Chronicling Belief's Strange Wonders

"Sweet Heaven When I Die: Faith, Faithlessness, and the country in Between" by Jeff Sharlet

WITHOUT SOME advance warning, you might not know that Jeff Sharlet is a man of God. That’s not an insult or backward compliment so much as it is fact. Though perhaps best known for his acclaimed nonfiction expose The Family: The Secret Fundamentalism at the Heart of American Power, Sharlet doesn’t beat readers over the head with the proverbial Bible he carries in his knapsack. If you don’t know what clues to look for—tales of Germans born again in Oklahoma, descriptions of hipster trucker caps emblazoned with flashy youth crusade logos—you might miss some of his most powerful nods to spiritual and religious influence in his travels. You might mistake the nondenominational journalist for just another fantastically gifted storyteller, a shrewd correspondent reporting back from remote spiritual enclaves, rather than a disciple of God seeking to understand those with whom he shares some belief.

Sweet Heaven When I Die begins by tracing Sharlet’s youthful days visiting a girlfriend’s Colorado ranch and his grandmother’s Knoxville home. His keen sense of personal history first grounds his essays in what is clearly important in his own life: the closeness of loved ones, the nearness of God. But he quickly moves beyond situating himself in his writing and instead steps back to peer like a prophet into the lives of others—philosopher and educator Cornel West or Yiddish novelist Chava Rosenfarb.

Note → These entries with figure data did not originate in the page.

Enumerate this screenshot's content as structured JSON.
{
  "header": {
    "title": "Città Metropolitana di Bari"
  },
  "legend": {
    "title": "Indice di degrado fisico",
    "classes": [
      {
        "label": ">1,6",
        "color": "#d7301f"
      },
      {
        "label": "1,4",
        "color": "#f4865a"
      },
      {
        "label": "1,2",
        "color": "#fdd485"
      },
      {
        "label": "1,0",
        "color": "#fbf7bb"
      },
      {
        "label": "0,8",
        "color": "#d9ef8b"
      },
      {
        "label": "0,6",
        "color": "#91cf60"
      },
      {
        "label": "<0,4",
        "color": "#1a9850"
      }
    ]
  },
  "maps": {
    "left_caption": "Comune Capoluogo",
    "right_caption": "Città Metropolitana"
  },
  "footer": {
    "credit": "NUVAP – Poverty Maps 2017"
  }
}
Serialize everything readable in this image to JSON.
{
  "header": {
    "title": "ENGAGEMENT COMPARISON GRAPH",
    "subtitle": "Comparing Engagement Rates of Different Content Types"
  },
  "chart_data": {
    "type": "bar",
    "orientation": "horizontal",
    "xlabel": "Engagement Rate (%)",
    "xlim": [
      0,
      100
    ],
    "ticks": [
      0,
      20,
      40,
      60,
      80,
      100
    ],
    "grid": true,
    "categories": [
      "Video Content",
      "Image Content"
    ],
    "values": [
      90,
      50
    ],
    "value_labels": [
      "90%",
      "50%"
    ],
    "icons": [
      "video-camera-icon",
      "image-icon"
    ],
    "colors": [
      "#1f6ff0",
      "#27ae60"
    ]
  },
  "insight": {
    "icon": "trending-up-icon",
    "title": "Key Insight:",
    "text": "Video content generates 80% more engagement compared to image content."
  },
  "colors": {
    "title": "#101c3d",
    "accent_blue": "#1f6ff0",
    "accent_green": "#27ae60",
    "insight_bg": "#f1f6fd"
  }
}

Sharlet also nimbly passes through the outer realms of faith and lack thereof. In one of the book’s most poignant vignettes, he retraces the short life of Brad Will, once called one of the country’s “leading anarchists.” (The oxymoronic label suitably amused Will.) Will’s activism began in a same-sex marriage standoff with Promise Keepers in Boulder, Colorado, and then carried him north to Quebec City and south to his 2006 death in Oaxaca de Juarez. Throughout his fiery life, he kept in close contact with his straight-laced Republican family; attending his mother’s 60th birthday party celebration was a chief concern when he was detained for a week following the 1999 WTO protests in Seattle.